Il progetto pilota di Parma – città scelta per il significativo numero di documenti elettronici già distribuiti (4.500 carte su 70.000 assegnate) – è stato illustrato ieri a Milano nel corso di una conferenza stampa alla quale hanno partecipato il sottosegretario del Ministero dell’Interno Sen. Antonio D’Alì, l’Assessore ai Servizi Demografici del Comune di Parma Maurizio Catellani, Valentino Bravi e Augusto Coriglioni, rispettivamente Amministratore Delegato e Direttore Vendite Public Sector di Siemens Informatica, capo gruppo italiana di Siemens Business Services (36.000 collaboratori in 44 paesi per un fatturato 2001 di oltre 6 miliardi di Euro) che ha supportato il comune emiliano in questa sperimentazione.

Il progetto conta di portare ad uno snellimento delle procedure e dunque ad una velocizzazione delle operazioni di voto, non essendo più necessario trascrivere su un apposito volume il numero del documento di identificazione “tradizionale”.

La sperimentazione, in particolare, avrà luogo nella scuola media Salimbene-Pascoli (Borgo Giacomo Tommasini), dove il Presidente del seggio n. 18, grazie ad apposite infrastrutture informatiche, potrà gestire il registro votanti in formato elettronico e creare una copia del database elettori, autenticata con firma digitale.
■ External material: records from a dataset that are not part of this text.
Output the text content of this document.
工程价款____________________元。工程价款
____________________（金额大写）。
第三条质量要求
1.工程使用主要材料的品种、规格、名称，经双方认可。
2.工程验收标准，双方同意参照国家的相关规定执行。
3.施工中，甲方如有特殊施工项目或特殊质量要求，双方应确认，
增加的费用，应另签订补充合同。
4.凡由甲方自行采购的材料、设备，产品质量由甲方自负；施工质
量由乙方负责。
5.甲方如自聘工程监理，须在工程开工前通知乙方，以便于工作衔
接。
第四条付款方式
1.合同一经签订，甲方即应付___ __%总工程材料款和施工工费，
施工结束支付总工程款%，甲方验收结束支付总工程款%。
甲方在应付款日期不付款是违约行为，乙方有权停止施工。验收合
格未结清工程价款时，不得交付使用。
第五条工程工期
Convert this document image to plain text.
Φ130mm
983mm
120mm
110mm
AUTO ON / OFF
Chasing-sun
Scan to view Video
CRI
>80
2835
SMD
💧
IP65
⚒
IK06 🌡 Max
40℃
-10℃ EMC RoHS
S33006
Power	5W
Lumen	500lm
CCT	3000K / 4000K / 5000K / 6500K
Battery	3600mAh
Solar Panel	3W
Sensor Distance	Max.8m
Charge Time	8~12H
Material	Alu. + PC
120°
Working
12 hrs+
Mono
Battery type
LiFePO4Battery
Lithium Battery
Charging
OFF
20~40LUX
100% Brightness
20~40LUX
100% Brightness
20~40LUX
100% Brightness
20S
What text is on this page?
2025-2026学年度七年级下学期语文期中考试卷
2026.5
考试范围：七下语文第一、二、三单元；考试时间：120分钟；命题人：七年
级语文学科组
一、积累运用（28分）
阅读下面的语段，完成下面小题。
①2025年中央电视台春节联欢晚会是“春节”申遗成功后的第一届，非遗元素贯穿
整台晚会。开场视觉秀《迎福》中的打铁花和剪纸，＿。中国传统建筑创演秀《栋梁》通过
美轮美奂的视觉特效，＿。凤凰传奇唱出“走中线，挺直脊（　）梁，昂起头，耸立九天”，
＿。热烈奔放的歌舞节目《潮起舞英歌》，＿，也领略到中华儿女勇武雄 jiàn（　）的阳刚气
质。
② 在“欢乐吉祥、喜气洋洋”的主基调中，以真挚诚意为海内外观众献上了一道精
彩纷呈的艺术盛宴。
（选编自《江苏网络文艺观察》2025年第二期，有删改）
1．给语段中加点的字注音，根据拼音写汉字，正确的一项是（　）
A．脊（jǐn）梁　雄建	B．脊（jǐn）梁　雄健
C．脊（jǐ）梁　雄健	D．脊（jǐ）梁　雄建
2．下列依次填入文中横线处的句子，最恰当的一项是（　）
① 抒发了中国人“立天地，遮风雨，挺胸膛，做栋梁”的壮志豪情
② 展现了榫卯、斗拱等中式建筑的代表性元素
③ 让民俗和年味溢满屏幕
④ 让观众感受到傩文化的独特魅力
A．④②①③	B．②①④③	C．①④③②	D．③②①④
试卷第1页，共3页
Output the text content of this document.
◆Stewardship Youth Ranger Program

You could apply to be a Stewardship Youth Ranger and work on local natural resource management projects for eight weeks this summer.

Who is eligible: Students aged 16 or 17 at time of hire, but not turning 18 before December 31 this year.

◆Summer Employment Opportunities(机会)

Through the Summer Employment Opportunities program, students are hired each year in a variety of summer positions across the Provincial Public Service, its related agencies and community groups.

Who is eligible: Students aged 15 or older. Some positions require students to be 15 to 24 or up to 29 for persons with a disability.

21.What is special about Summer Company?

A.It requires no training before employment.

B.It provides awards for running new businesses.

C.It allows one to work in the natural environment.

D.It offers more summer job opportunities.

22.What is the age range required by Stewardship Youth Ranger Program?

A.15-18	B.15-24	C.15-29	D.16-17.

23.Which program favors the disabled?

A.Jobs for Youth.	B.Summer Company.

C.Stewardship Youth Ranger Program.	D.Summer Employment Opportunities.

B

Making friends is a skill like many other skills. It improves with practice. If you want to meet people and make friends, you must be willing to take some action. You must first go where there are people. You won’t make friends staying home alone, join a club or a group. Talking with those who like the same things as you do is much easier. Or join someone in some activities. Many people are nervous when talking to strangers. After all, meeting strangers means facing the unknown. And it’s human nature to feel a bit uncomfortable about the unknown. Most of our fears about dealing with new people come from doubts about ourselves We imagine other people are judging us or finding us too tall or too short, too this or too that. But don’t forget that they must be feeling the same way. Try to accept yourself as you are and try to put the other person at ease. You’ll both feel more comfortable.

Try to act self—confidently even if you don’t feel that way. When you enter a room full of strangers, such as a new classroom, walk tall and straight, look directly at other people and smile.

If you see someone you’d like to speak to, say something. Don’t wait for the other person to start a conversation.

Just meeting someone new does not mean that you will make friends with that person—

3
In qualsiasi momento delle operazioni di voto sarà pertanto possibile produrre ed inviare alla Commissione elettorale comunale i report statistici (affluenza, suddivisione percentuale votanti maschi/femmine) richiesti dal Ministero dell’Interno.

Quella del 26-27 maggio sarà l’occasione per verificare una delle numerose applicazioni possibili con la carta d’identità digitale messa a punto da Siemens , che coordina tra l’altro E-Poll, progetto per il voto elettronico co-finanziato dalla Comunità Europea in collaborazione con Ministero dell’Interno, Ancitel (la struttura tecnica dell’ANCI, Associazione Nazionale Comuni d’Italia) France Telecom, Aquitaine European Communication (Francia) e Municipium (Polonia).
Il progetto, partito nel 2000, si concluderà il prossimo giugno nella cittadina francese di Merignac dove si simulerà l’elezione del Parlamento Europeo.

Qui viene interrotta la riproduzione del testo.